The Cambridge dictionary defines courage as “to be brave and confident enough to do what you believe in”.

In 2014, I was Head Coach of the Canterbury Cavaliers hockey team and we brought out Simon Orchard from Australia to play for the team. Simon had won gold medals at two World Cups and two Commonwealth Games, and a bronze medal at the 2012 London Olympic Games. These achievements were amongst many other stellar contributions for the Australian Kookaburras hockey team – in short he is an Australian hockey legend. He was one of the most brilliant players that I have ever had the privilege to coach on the field and to get to know off the field. As much as I admire Simon as a hockey player (and I was in total awe of his hockey skills), I admire him even more as a person. The reason for writing this article is Simon always shows courage and is never afraid to stand up for what he believes is right.

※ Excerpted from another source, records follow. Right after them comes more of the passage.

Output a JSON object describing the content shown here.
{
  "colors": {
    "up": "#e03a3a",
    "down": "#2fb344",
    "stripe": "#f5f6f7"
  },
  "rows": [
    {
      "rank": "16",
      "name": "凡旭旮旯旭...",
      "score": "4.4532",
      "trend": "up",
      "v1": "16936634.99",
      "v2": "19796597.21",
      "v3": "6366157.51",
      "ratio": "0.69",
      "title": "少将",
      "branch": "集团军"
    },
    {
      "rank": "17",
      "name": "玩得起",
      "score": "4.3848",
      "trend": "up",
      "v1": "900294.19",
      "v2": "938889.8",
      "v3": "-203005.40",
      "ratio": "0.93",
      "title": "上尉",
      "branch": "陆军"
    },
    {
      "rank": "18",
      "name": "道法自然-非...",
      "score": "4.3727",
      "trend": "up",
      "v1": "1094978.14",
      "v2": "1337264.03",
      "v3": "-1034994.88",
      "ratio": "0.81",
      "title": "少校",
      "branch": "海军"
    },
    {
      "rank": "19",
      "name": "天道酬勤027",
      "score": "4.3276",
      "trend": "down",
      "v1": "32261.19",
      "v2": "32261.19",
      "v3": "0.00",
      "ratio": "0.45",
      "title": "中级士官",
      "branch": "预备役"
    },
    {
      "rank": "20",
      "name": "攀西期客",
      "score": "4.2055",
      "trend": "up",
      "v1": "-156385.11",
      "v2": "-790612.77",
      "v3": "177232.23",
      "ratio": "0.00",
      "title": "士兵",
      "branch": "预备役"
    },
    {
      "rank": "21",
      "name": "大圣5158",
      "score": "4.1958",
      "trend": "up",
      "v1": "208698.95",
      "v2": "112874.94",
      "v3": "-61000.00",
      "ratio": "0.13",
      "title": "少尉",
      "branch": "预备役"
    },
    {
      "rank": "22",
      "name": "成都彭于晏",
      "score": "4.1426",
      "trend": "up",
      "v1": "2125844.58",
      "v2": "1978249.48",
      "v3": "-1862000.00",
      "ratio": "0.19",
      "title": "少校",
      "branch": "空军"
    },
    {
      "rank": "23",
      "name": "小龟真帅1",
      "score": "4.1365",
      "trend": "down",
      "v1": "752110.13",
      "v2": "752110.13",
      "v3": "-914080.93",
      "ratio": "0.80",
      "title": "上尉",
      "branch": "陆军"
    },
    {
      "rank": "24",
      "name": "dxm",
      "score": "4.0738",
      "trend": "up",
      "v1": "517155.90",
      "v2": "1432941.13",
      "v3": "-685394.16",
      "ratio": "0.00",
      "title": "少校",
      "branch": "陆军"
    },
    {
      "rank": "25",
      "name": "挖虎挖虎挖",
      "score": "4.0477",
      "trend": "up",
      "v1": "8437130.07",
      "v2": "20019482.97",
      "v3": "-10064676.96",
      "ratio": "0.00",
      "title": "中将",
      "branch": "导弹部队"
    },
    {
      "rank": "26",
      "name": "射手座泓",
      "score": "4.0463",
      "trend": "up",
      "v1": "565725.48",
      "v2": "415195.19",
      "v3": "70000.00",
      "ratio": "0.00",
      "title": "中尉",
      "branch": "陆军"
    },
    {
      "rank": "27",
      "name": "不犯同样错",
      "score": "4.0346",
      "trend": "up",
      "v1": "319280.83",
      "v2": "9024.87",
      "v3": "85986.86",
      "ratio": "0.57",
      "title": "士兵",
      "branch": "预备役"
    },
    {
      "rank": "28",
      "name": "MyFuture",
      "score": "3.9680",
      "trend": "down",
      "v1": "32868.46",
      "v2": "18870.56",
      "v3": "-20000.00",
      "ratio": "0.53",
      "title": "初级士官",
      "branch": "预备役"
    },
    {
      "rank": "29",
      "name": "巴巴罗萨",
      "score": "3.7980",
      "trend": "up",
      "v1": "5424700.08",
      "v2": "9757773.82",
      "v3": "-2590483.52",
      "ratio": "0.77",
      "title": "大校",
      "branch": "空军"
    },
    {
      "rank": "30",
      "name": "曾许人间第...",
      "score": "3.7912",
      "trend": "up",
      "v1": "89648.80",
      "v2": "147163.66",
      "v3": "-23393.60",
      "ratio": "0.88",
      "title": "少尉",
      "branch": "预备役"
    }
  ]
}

Since retiring from hockey, Simon has been a journalist, writing articles that are open, honest, confronting and make compelling reading. Simon has written about mental health, homophobia in sport, changes needed in the Australian hockey high performance environment and realities of life after elite sport. One of the quotes he used from Jim Hightower in an article is something I am trying to live by “The opposite of courage is not cowardice, it is conformity. Even a dead fish can go with the flow”.

I’m in regular contact with Simon, he has become a great friend, and in a recent phone call we discussed that anxiety was a real concern amongst teenage sports people. Simon subsequently arranged for the Australian men’s hockey team to sign a playing shirt of his and sent this to me so that we could use his shirt in teams that I was involved with. This act of kindness sums Simon up to me – he always thinks of others. Respect.

For the youth team I am coaching (Carlton-Redcliffs Under 15 girls’ hockey team), we present Simon’s shirt each week to the “Most Outstanding & Courageous Player”. I want to coach hockey and live my life in a way that encourages people to push boundaries and try new things. Never be afraid of trying your hardest at something you’re scared of potentially failing, embrace failing and learn from it, so that you can then grow from the experience. Not trying or going with the flow is failure. Simon taught me this.

So I encourage everyone to follow Simon’s example and stand out from the crowd, don’t conform, embrace failing and learn from it and most of all show courage for your convictions.